Peng Soon had knocked the glass of vodka and lime out of Paul’s hand at Taboo the first time they met. He had swung out his arm to illustrate a point in the story he was telling—a recent sexual conquest on a business trip to Taipei—and his hand met Paul’s glass. Unruffled, Peng Soon ran his hand across Paul’s chest to clear away the spill, shouting a hot apology into his face. They had only met a few minutes before, briefly introduced by a mutual friend.

Later, in the toilet, Peng Soon had walked in to witness Paul splashing water on the now-sticky stains, and offered an affected, more laborious apology. He pulled a fistful of paper towels out of the dispenser, swabbing it across Paul’s damp jeans. He kept his hand on Paul’s waist, his body giving off a robust heat, a whiff of alcoholic fumes. Peng Soon was tipsy, and he stumbled as they were exiting the toilet; Paul had to hold onto his arm to steady him. “I’m okay, I’m fine,” Peng Soon said, pressing his face to Paul. Peng Soon had a strong craggy face, with rough, unrefined features and thick fleshy lips—cock-sucking lips, Paul thought. It was not an unpleasant face, coarse though it was, and Paul had liked it just enough. Enough to ignore Peng Soon’s drunken state. They left together that night, and Paul stayed over at Peng Soon’s place. By then, Peng Soon was too drunk, too far gone.

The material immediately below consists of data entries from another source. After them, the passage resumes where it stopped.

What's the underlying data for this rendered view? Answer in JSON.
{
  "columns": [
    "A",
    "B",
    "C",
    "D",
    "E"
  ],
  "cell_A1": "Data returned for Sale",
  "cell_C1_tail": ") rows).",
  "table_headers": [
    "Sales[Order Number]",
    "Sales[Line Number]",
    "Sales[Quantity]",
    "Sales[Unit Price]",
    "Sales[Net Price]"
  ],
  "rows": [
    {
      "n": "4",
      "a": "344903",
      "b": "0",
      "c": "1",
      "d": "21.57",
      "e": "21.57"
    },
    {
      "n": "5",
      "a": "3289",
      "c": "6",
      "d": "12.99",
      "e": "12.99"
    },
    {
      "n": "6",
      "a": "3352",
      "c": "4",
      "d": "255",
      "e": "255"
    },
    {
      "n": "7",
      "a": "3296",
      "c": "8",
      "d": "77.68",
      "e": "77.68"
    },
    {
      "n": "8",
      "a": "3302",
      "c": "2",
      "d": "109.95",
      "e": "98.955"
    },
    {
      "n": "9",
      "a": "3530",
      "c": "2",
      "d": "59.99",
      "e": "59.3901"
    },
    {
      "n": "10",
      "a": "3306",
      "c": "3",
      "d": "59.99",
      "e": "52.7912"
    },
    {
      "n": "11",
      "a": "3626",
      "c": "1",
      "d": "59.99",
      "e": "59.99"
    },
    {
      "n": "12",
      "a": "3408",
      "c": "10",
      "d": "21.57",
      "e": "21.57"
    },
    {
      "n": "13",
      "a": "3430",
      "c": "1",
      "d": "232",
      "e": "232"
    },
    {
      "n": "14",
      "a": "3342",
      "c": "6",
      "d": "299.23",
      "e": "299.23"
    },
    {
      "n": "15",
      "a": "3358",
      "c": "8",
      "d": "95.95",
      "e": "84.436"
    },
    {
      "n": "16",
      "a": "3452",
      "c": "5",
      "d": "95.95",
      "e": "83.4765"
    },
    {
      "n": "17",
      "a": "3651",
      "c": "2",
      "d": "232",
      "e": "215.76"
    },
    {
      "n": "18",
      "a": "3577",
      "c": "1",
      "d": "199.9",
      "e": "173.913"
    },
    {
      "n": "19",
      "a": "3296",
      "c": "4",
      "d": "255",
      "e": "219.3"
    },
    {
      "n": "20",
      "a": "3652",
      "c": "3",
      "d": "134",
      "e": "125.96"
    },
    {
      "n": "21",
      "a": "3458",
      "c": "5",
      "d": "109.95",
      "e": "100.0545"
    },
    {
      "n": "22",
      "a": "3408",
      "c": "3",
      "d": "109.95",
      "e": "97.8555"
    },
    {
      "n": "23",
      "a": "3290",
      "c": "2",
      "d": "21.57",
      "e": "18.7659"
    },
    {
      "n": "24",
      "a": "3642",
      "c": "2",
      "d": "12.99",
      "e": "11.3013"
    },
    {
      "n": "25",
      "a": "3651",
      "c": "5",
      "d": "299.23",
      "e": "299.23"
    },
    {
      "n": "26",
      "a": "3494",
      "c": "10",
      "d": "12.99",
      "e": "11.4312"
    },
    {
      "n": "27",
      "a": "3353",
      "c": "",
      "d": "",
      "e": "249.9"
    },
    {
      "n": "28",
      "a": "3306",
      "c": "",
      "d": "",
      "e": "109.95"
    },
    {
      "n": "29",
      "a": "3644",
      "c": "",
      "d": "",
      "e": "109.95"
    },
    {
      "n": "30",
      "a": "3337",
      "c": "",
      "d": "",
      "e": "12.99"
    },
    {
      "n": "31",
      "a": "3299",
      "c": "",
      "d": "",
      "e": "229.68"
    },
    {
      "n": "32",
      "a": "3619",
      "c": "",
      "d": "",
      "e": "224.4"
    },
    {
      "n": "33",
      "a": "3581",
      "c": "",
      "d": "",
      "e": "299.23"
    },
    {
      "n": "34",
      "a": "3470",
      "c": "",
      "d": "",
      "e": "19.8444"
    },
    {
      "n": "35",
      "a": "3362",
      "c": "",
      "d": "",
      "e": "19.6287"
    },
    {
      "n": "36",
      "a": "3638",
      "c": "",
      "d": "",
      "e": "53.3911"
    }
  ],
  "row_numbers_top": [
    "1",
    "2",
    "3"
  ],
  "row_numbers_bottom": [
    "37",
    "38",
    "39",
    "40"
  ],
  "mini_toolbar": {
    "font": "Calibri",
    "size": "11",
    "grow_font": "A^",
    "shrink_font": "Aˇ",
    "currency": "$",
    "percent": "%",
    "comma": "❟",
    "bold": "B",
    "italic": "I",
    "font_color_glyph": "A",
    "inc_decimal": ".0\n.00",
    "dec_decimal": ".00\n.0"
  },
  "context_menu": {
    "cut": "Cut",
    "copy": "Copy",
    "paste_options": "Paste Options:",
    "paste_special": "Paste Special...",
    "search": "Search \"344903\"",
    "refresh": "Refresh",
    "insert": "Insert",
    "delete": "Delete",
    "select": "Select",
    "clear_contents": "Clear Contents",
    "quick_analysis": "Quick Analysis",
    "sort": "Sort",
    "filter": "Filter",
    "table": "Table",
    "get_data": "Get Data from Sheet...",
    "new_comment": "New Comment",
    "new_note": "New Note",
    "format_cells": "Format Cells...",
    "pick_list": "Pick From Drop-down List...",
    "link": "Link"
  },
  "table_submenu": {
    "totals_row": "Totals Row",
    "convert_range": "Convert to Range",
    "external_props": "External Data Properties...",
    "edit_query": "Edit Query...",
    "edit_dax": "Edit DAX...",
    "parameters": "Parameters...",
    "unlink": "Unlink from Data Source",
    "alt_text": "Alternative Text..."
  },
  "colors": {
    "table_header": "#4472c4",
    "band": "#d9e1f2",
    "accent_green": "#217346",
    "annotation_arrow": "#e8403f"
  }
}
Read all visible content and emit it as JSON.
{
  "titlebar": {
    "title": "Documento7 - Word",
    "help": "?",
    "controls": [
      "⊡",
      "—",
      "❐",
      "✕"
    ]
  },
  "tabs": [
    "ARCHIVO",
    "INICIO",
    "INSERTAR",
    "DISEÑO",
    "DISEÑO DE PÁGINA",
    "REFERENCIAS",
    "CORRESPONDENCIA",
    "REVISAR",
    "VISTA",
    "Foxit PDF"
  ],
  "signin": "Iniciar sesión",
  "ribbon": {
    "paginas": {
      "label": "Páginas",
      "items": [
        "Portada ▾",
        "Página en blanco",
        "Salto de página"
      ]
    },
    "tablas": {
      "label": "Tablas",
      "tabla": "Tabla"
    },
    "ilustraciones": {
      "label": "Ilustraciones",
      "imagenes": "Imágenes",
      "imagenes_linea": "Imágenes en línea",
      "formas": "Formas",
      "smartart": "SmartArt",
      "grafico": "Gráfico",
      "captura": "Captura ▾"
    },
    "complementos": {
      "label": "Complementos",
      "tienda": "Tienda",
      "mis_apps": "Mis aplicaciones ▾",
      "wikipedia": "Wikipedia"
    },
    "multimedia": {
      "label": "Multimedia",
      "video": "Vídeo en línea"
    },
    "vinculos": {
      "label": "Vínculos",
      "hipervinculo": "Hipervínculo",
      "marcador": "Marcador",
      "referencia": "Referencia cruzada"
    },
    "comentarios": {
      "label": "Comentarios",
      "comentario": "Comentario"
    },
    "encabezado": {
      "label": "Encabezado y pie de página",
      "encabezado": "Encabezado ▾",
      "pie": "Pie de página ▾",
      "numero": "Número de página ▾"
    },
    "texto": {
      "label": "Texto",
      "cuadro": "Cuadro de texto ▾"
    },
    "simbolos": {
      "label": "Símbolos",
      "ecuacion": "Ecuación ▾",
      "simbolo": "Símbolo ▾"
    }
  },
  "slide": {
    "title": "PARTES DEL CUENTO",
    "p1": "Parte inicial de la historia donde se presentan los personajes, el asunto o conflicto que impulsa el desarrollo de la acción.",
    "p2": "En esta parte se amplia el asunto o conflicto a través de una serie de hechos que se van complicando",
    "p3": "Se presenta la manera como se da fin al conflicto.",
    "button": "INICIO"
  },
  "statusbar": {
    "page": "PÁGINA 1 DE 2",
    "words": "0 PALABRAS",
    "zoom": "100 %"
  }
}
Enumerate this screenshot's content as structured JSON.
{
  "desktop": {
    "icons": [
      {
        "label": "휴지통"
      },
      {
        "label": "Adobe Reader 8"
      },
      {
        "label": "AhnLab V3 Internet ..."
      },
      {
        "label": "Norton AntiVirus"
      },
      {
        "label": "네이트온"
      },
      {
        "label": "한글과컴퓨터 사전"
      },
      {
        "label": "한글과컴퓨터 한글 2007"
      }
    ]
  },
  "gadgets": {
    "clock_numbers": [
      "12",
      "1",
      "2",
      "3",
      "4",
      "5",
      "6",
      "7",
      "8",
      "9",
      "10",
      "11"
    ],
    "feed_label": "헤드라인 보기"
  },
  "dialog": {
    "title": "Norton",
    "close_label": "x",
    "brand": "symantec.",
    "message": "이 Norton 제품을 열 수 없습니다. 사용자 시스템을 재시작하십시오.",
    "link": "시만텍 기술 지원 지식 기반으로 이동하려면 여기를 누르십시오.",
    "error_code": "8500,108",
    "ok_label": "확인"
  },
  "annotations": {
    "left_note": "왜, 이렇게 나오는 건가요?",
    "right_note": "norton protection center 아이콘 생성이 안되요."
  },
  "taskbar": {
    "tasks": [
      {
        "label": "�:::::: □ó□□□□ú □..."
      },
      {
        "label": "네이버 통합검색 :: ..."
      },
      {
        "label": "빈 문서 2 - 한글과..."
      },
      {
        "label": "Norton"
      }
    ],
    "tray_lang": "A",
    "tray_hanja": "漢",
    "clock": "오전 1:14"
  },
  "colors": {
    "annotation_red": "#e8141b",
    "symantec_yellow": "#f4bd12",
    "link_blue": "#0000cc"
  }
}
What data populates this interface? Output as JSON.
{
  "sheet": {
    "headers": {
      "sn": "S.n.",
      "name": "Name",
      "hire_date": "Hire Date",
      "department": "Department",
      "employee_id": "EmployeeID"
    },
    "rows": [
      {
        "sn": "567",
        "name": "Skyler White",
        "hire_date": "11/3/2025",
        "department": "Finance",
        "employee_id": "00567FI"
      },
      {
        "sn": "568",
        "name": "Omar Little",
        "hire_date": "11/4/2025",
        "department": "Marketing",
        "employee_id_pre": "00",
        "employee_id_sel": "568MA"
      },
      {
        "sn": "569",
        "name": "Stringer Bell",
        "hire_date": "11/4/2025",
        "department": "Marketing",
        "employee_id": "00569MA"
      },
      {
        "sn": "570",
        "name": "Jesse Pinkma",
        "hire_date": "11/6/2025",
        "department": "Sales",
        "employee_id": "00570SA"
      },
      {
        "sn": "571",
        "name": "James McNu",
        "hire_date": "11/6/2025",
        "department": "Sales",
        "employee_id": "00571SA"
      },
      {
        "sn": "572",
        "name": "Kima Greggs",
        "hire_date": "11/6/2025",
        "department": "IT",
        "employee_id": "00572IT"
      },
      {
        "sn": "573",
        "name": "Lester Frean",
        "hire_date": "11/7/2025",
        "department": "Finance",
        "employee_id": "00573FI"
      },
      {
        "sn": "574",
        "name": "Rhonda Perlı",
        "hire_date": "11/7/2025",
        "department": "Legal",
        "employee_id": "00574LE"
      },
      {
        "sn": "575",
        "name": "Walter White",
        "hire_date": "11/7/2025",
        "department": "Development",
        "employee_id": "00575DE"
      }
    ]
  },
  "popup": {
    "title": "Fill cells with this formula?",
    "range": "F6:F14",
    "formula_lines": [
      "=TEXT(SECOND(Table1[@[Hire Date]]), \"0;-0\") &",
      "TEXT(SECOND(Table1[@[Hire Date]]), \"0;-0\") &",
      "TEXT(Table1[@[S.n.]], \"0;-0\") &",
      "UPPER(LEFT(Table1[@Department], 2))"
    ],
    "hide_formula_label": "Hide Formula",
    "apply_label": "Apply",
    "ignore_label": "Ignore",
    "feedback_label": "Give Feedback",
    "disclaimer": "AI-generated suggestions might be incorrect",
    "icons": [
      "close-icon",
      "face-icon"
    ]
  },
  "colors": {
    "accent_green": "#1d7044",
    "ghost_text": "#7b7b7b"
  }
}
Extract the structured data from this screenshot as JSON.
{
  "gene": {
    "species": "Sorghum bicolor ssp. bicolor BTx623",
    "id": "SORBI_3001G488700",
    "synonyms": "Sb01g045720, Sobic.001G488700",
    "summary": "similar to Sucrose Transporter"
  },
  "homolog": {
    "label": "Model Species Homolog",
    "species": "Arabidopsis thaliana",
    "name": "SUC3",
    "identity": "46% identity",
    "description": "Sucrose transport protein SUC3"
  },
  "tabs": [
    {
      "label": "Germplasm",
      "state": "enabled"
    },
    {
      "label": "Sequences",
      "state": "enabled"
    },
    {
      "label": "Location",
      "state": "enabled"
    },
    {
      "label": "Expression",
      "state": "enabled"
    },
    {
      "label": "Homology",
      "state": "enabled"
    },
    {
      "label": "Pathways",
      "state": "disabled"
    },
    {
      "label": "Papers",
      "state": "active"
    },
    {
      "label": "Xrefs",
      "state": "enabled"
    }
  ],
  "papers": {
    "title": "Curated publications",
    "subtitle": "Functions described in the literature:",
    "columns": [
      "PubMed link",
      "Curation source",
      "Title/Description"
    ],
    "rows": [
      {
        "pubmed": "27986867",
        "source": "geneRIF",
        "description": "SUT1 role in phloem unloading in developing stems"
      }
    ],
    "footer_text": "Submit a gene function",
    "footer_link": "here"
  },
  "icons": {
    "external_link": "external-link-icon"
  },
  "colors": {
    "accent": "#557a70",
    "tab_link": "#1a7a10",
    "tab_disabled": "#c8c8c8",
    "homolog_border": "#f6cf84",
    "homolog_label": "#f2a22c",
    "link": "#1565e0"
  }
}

“Not even a blow job that night, can you imagine?” Paul would tell their friends after they had gotten together as a couple, part of the narrative they had made of their earliest days, along with their age gap, he being only twenty-three then and Peng Soon forty-five. Paul had the origin story down pat, hardened into facts, and while Peng Soon had his own version of it, he allowed Paul to tell his, to make it the official story, though Peng Soon was a better, more natural, storyteller.

*

The years ate them up. They had brief, intense affairs, one-night stands, a threesome in the fifth year of their relationship, which Peng Soon had initiated with a stranger they picked up at the public pool where they usually went for their weekly swim. It was an interesting enough experience for Paul, though he had not wanted to try it again. Too much risk, he said. But what risk, Peng Soon countered. There were fights and fleeting interludes when they’d lived apart—Paul had moved in with Peng Soon a year after they met—but they’d always gotten back together, after one or the other had cooled his head, had apologized. Past actions, gross mistakes were remembered, not entirely forgotten or forgiven, though their venom and lingering sting gradually faded over time, like scars forming over wounds, visible, permanent. They loved—had always loved—one another, and it was the knowledge of this that helped bind them together. That, and the long, long years they had put into the relationship to make it work. They had common goals, a mutual understanding, and a longstanding tolerance for one another.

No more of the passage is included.